Она вышла во двор. Стемнело окончательно, но в квадрате света, падающего из окна, перед Ниной развернулась живописная картина: интеллигентный коллега в белой рубашке, которая бесцеремонно высвободилась из брюк, ловко, коротко взмахивал топором. Потом, проследив взглядом за поленом, что Соколовский швырнул в сторону, девушка разглядела довольно большую кучу дров.
– Товарищ Соколовский, – робко окликнула Нина гостя.
Но, увлеченный, тот продолжал работать: наклон, несколько секунд, чтобы взять чурбан, потом – короткий размах топором… Нина засмотрелась: так легко спорилось дело.
Разрушила процесс созерцания баба Дуся, которая неслышно подкралась и спросила, бесцеремонно и к тому же пребольно толкнув Нину в бок:
– Что, голубушка, рубщика наняла? А твой-то муж где?
Нина ужасно растерялась, не зная, что ответить. А настырная хозяйка окликнула увлеченного работой Соколовского:
– Эй, мил человек!
Тот обернулся, отложил топор и вытер лоб рукавом рубашки. Баба Дуся с подозрением оглядывала незнакомого мужчину. Соколовский поздоровался учтиво, а Нина замерла: вот сейчас хозяйка сделает выводы.

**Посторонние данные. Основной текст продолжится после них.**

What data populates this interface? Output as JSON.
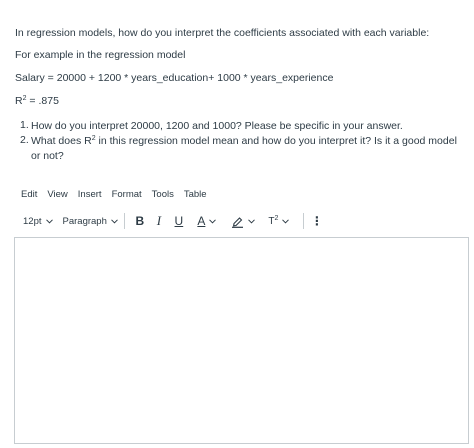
{
  "question": {
    "intro": "In regression models, how do you interpret the coefficients associated with each variable:",
    "example_label": "For example in the regression model",
    "equation": "Salary = 20000 + 1200 * years_education+ 1000 * years_experience",
    "r2_base": "R",
    "r2_sup": "2",
    "r2_value": " = .875",
    "items": [
      {
        "num": "1.",
        "text": "How do you interpret 20000, 1200 and 1000?  Please be specific in your answer."
      },
      {
        "num": "2.",
        "text_a": "What does R",
        "text_sup": "2",
        "text_b": " in this regression model mean and how do you interpret it? Is it a good model or not?"
      }
    ]
  },
  "editor": {
    "menu": [
      "Edit",
      "View",
      "Insert",
      "Format",
      "Tools",
      "Table"
    ],
    "font_size": "12pt",
    "block_format": "Paragraph",
    "bold": "B",
    "italic": "I",
    "underline": "U",
    "text_color": "A",
    "superscript_base": "T",
    "superscript_sup": "2",
    "more": "⋮",
    "content": ""
  },
  "icons": {
    "chevron": "chevron-down-icon",
    "highlight": "highlighter-icon",
    "more": "more-vertical-icon"
  }
}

Придется сказать, что Саша пропал, как-то объяснять, почему посторонний мужчина, хоть и коллега, рубит ей дрова.
– Ты рубщик, что ль?
Хорошо – темно на дворе, а баба Дуся подслеповата, а то разглядела бы и дорогую рубашку, и туфли модные.
– Баба Дуся, это… – забормотала Нина.
– Рубщик, – прервал ее Соколовский и сплюнул, – вот, хозяин нанял.
– Да? – недоверчиво покосилась на него старушка, – и много ли берешь?
– Да за его же работу рассчитываюсь, – живо заявил без тени смущения Соколовский, – он, вишь, мне деталь одну выточил, а я вот – дрова порубил. Так что – баш на баш.
Нина разве что рот не разинула: с изумлением слушала и смотрела спектакль с актером Соколовским в главной роли.
– А сам-то чего, Александр-то твой? – повернулась к Нине хозяйка.
Та лишь руками развела, не сводя глаз с находчивого гостя, поражаясь естественности, с какой он разыгрывает представление.
– Александр Федорыч руку повредил – производственная травма. Ничего такого опасного, но топором не помашешь, – между тем пояснил Соколовский любопытной хозяйке ситуацию и незаметно подмигнул Нине.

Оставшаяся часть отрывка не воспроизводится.